Thickness Shader

A thickness shader is a type of shader used to simulate the thickness or volume of an object in a 3D scene. It allows for the creation of more realistic and detailed models by adding depth and dimension to otherwise flat or thin objects. The thickness shader works by calculating the distance between the surface of an object and a reference point within the object, and then using that distance to determine the thickness or volume of the object at that point. This can be used to create a wide range of visual effects, such as simulating the appearance of fur, hair, or other textured surfaces, as well as the thickness and translucency of materials like glass or water. Overall, the thickness shader is an important tool for creating more realistic and immersive 3D environments and objects.

Rombo thickness supports many options but the most important are : length, depth and spread. 

Generally with both length and depth you want to pass through the whole model so to account for its full thickness. If ray depth is not enough for example the thickness shader will stop at that depth and if the model has not been passed through you'll get back some black artifact. Of course you can still use this to drive some kind of effect like water slowly filling or submerging an object. Same goes for 'length' which is measured in internal units. Following uses a depth of 1 with a length of 10 units.
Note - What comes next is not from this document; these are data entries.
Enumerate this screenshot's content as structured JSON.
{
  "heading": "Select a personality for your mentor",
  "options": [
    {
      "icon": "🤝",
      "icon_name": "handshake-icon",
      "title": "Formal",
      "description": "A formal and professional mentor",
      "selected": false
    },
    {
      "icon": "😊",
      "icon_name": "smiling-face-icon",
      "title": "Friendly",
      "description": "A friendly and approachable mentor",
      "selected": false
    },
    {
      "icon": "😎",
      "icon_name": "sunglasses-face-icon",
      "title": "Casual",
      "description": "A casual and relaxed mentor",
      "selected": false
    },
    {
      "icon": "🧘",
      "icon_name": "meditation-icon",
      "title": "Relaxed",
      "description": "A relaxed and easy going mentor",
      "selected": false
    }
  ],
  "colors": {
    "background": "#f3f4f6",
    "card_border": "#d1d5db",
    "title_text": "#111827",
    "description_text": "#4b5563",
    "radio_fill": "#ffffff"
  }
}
This is how instead our model will look once the depth is increased to 4, which means we're allowed to hit four surfaces before escaping from the back of the object.

You may have noticed that because the above cupido has been rendered with 'refraction' direction mode it also shows falloffs at edges. For a pure thickness evaluation we may use the following setup. 'View' direction with GeoLimit will limit how much the object normals are used to compute the overall thickness. Without the GeoLimit parameter we could achive the same by tweaking the 'spread' parameter (which is disabled when GeoLimit is >0). 

The 'spread' parameter is used to increase or decrease the cone of probe rays that are shot from the intersection point. A spread of 180 means that the ray probing will hit most likely also the borders or edges of the object resulting in some falloff. By decreasing the spread we'll have a more strict thickness evaluation. We see above we use a spread of 12. If we increase it these are the outcomes (respectively.. 24, 48 and 96) : we see past 48 for this model, the outcome no more resembles that of a thickness shader.

With other direction modes and a large spread we can still tweak an overall thickness effect. If we instead we use a narrow spread we can achive other effects like silhouetting and edge detection. Following for example we used 'reflection' direction mode with a spread of 24.

Other useful parameters to tweak our thickness renditions are 'Skip Same Interior' and 'Probe Others'. The former will skip internal parts of our model allowing for a more exact thickness computation disregarding construction polys and treating the model as a volume. Following for example does skip internal geometry for eyes. 'Probe Others' as the name suggests will consider or not other geometry as being part of the thickness model and it's working only in 'Probe' mode.